Can I get a reverse mortgage if my home is in a flood zone?
If you own a home that’s at risk of flooding, you will likely have to carry flood insurance to obtain and maintain a reverse mortgage.
The National Flood Insurance Program aims to reduce the impact of flooding on private and public structures by providing and mandating flood insurance for properties deemed at high risk of flooding.
The Flood Disaster Protection Act of 1973 stipulates that mortgage lenders require flood insurance for properties located in Special Flood Hazard Areas (SFHAs). These areas are indicated high risk on Flood Insurance Rate Maps created and maintained by the Federal Emergency Management Agency (FEMA).
Lenders are required to determine if a property is located in a designated SPHA zone before making a loan. If so, the property must be covered by flood insurance during the entire loan term. If you are required to maintain flood insurance, then you must provide your loan servicer with evidence of this coverage and ensure that this policy is renewed upon expiration.
In the case of reverse mortgages, not maintaining flood insurance on a property located in a designated flood zone can lead to a default on the loan and immediate repayment owed.
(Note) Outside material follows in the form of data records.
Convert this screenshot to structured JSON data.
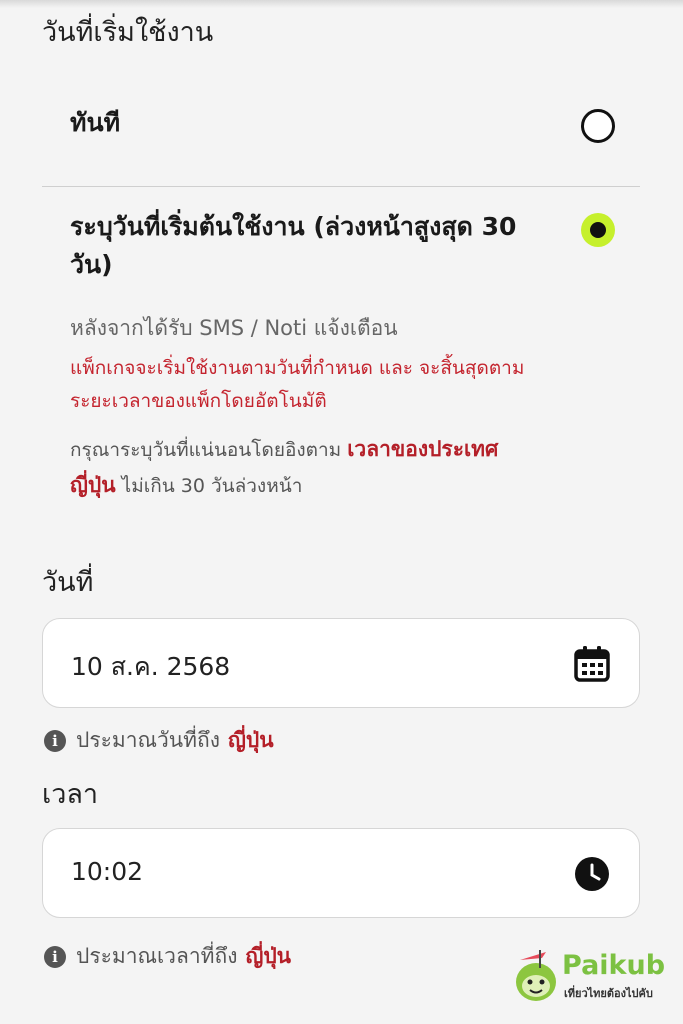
{
  "section_title": "วันที่เริ่มใช้งาน",
  "options": [
    {
      "label": "ทันที",
      "selected": false
    },
    {
      "label_line1": "ระบุวันที่เริ่มต้นใช้งาน (ล่วงหน้าสูงสุด 30",
      "label_line2": "วัน)",
      "selected": true
    }
  ],
  "description": {
    "gray": "หลังจากได้รับ SMS / Noti แจ้งเตือน",
    "red_line1": "แพ็กเกจจะเริ่มใช้งานตามวันที่กำหนด และ จะสิ้นสุดตาม",
    "red_line2": "ระยะเวลาของแพ็กโดยอัตโนมัติ",
    "note_prefix": "กรุณาระบุวันที่แน่นอนโดยอิงตาม",
    "note_highlight1": "เวลาของประเทศ",
    "note_highlight2": "ญี่ปุ่น",
    "note_suffix": "ไม่เกิน 30 วันล่วงหน้า"
  },
  "date_field": {
    "label": "วันที่",
    "value": "10 ส.ค. 2568",
    "icon": "calendar-icon",
    "hint": "ประมาณวันที่ถึง",
    "hint_highlight": "ญี่ปุ่น"
  },
  "time_field": {
    "label": "เวลา",
    "value": "10:02",
    "icon": "clock-icon",
    "hint": "ประมาณเวลาที่ถึง",
    "hint_highlight": "ญี่ปุ่น"
  },
  "logo": {
    "name": "Paikub",
    "tagline": "เที่ยวไทยต้องไปคับ"
  },
  "colors": {
    "accent_green": "#c6f02c",
    "highlight_red": "#b41f28",
    "logo_green": "#7cc142"
  }
}
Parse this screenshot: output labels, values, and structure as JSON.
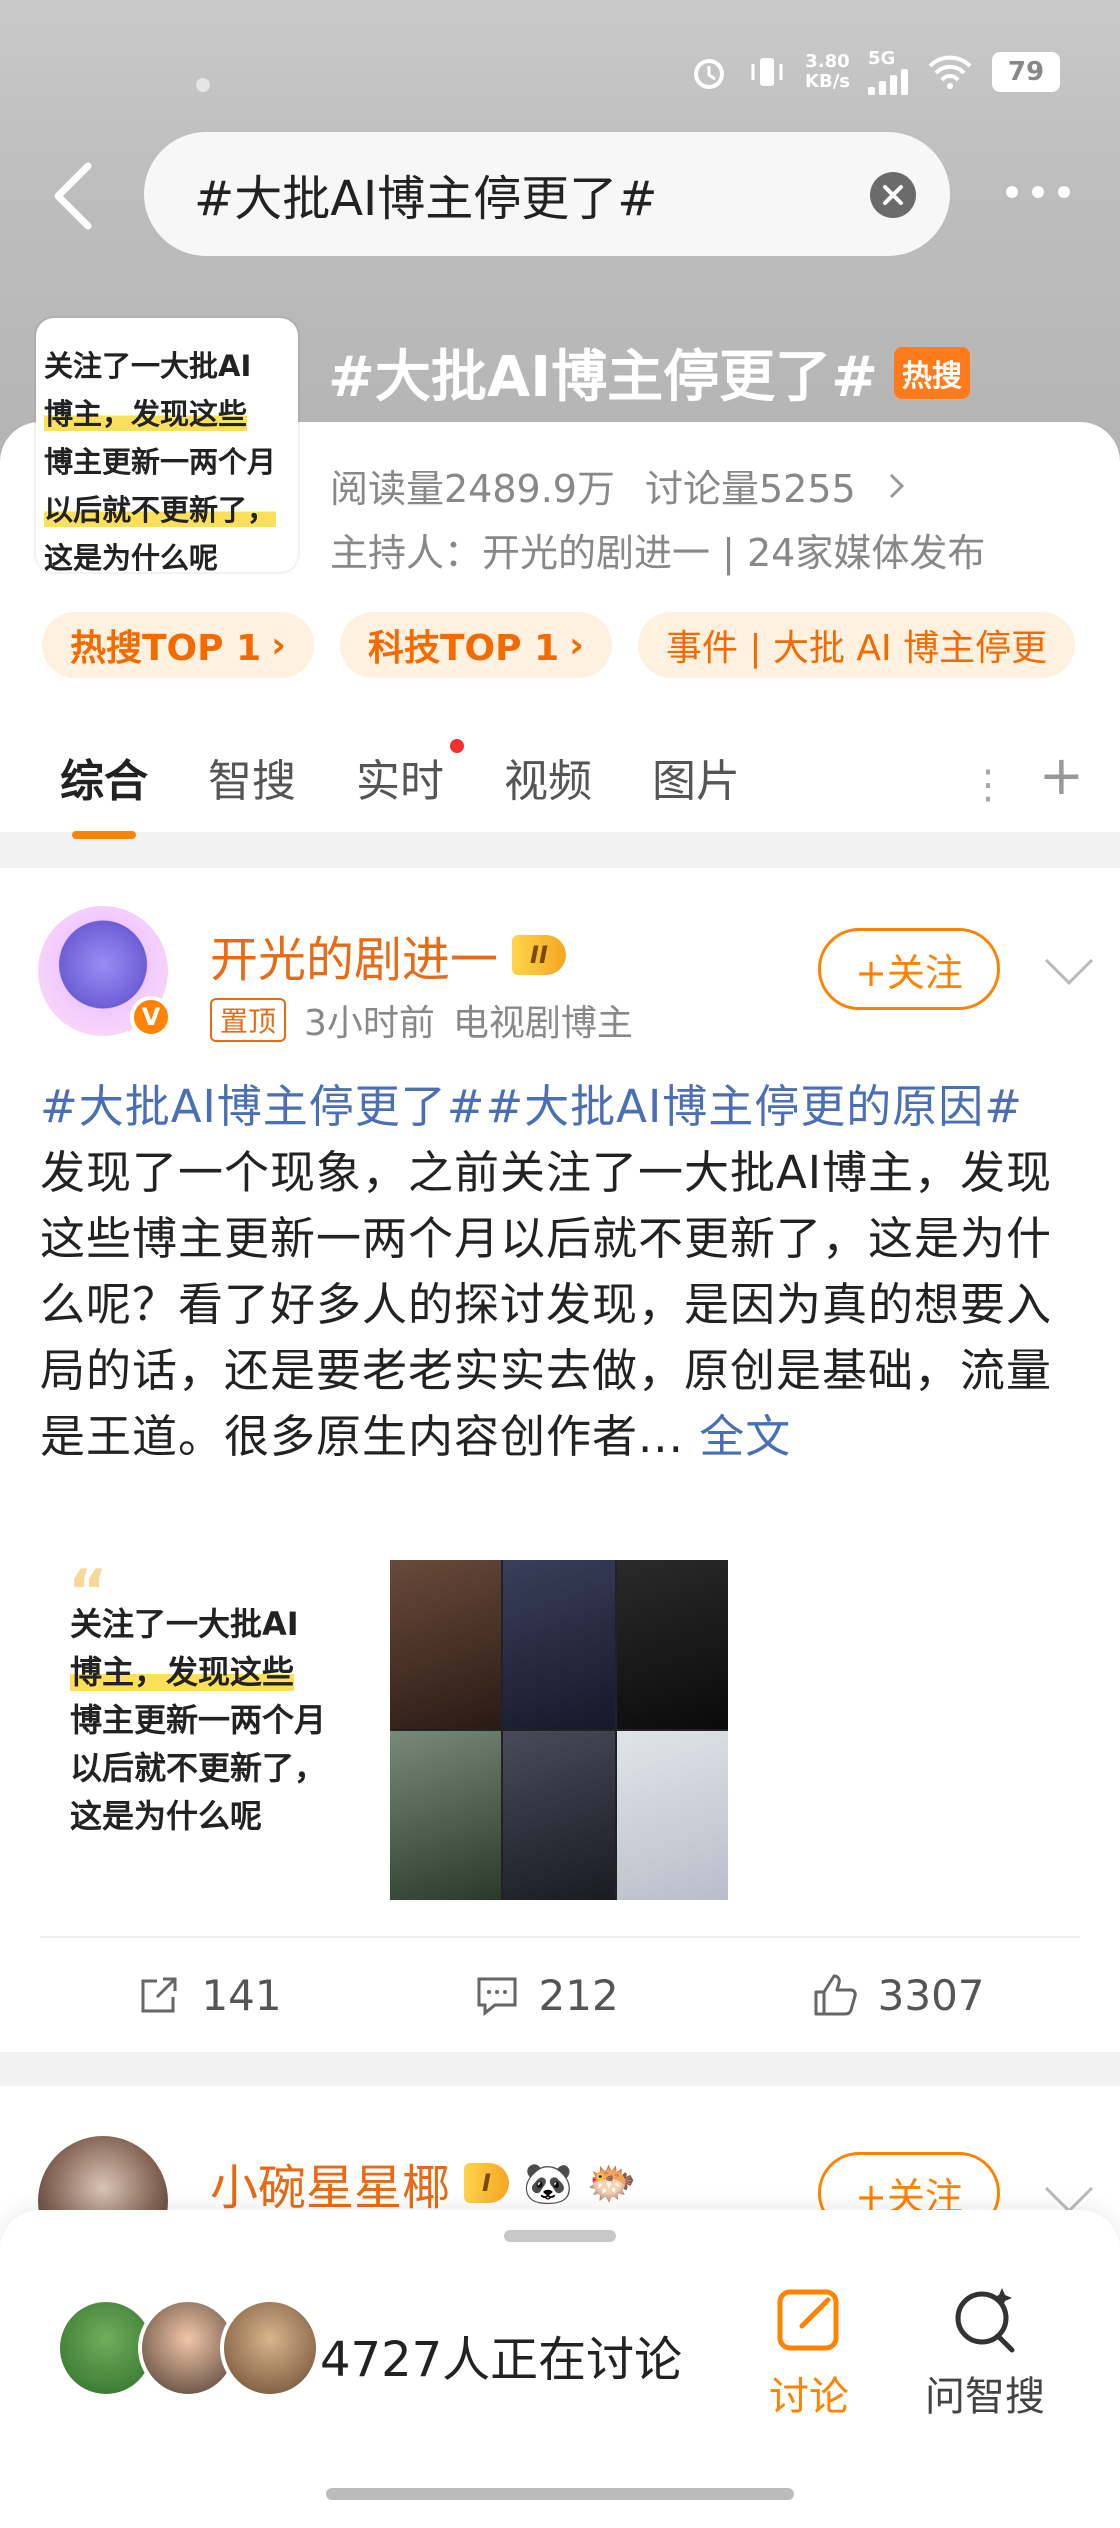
{
  "status_bar": {
    "net_speed_value": "3.80",
    "net_speed_unit": "KB/s",
    "network": "5G",
    "battery": "79"
  },
  "search": {
    "query": "#大批AI博主停更了#"
  },
  "topic": {
    "title": "#大批AI博主停更了#",
    "hot_badge": "热搜",
    "thumb_lines": [
      "关注了一大批AI",
      "博主，发现这些",
      "博主更新一两个月",
      "以后就不更新了，",
      "这是为什么呢"
    ],
    "reads": "阅读量2489.9万",
    "discussions": "讨论量5255",
    "host": "主持人：开光的剧进一 | 24家媒体发布",
    "chips": [
      {
        "label": "热搜TOP 1",
        "arrow": "›"
      },
      {
        "label": "科技TOP 1",
        "arrow": "›"
      },
      {
        "label": "事件 | 大批 AI 博主停更",
        "arrow": ""
      }
    ]
  },
  "tabs": [
    "综合",
    "智搜",
    "实时",
    "视频",
    "图片"
  ],
  "tab_more": "+",
  "post1": {
    "username": "开光的剧进一",
    "level_badge": "II",
    "pinned": "置顶",
    "time": "3小时前",
    "role": "电视剧博主",
    "follow_label": "+关注",
    "hashtags": "#大批AI博主停更了##大批AI博主停更的原因#",
    "body": "发现了一个现象，之前关注了一大批AI博主，发现这些博主更新一两个月以后就不更新了，这是为什么呢？看了好多人的探讨发现，是因为真的想要入局的话，还是要老老实实去做，原创是基础，流量是王道。很多原生内容创作者...",
    "full_text_link": "全文",
    "image1_lines": [
      "关注了一大批AI",
      "博主，发现这些",
      "博主更新一两个月",
      "以后就不更新了，",
      "这是为什么呢"
    ],
    "reposts": "141",
    "comments": "212",
    "likes": "3307"
  },
  "post2": {
    "username": "小碗星星椰",
    "follow_label": "+关注"
  },
  "bottom_bar": {
    "discussing": "4727人正在讨论",
    "discuss_label": "讨论",
    "ask_label": "问智搜"
  },
  "colors": {
    "accent": "#ff8200",
    "username": "#e86a14",
    "hashtag": "#4a6fb5"
  }
}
All reverse mortgages require the homeowner to stay current on property taxes, homeowners insurance, and utilities, as well as maintain the property to proper standards or risk default.
Keep in mind that even if you were not required to buy flood insurance when you originally bought your home, you could be required to buy flood insurance when you obtain a reverse mortgage. It’s also possible to be ordered to purchase flood insurance after getting a reverse mortgage even if you weren’t required to at closing.
That’s because FEMA constantly updates its flood zone designations, especially when there is new development in an area, updated flood data, or completed flood-zone projects. A property that was in a moderate risk area may be redesignated as being in an SFHA if FEMA determines it is at greater risk of flooding.
Conversely, if your home used to be in a high-risk area and is now at moderate to low risk due to better flood protections, you can cancel your flood insurance.
Your reverse mortgage lender may require a set-aside for your flood insurance premium. Set-asides in a reverse mortgage are similar to escrow accounts on a normal mortgage. They hold funds needed to pay for costs beyond the principal and interest of the loan. In the instance of a set-aside, the sum required to fund the account is deducted from the primary limit on your reverse mortgage.
For example, assume a homeowner could receive a maximum of $150,000 from a reverse mortgage based on their age and home equity, without a set-aside. But income and the debtor’s credit raises the chance he or she may have problem paying taxes and insurance, so the lender imposes a $30, 000 set aside to cover those costs over the life of the loan. That means the borrower is only going to receive $120,000 maximum from the reverse mortgage, but the loan sum will still be $150,000.
Set aside sums are based on the present and future projected costs of the item(s) the account will be paying (e.g. your present and planned property tax obligations), and how long the lender will pay the expense. If the set aside is created for the life of the reverse mortgage, the lender will use your age and life expectancy to determine the amount to set aside.
While set-asides are sometimes compulsory based on your own credit and income, you may also establish them voluntarily if you want to ensure that your taxes and insurance are paid. When you create a set-aside, the lender is accountable for paying those prices, just like they’re when you create an escrow account on a conventional mortgage.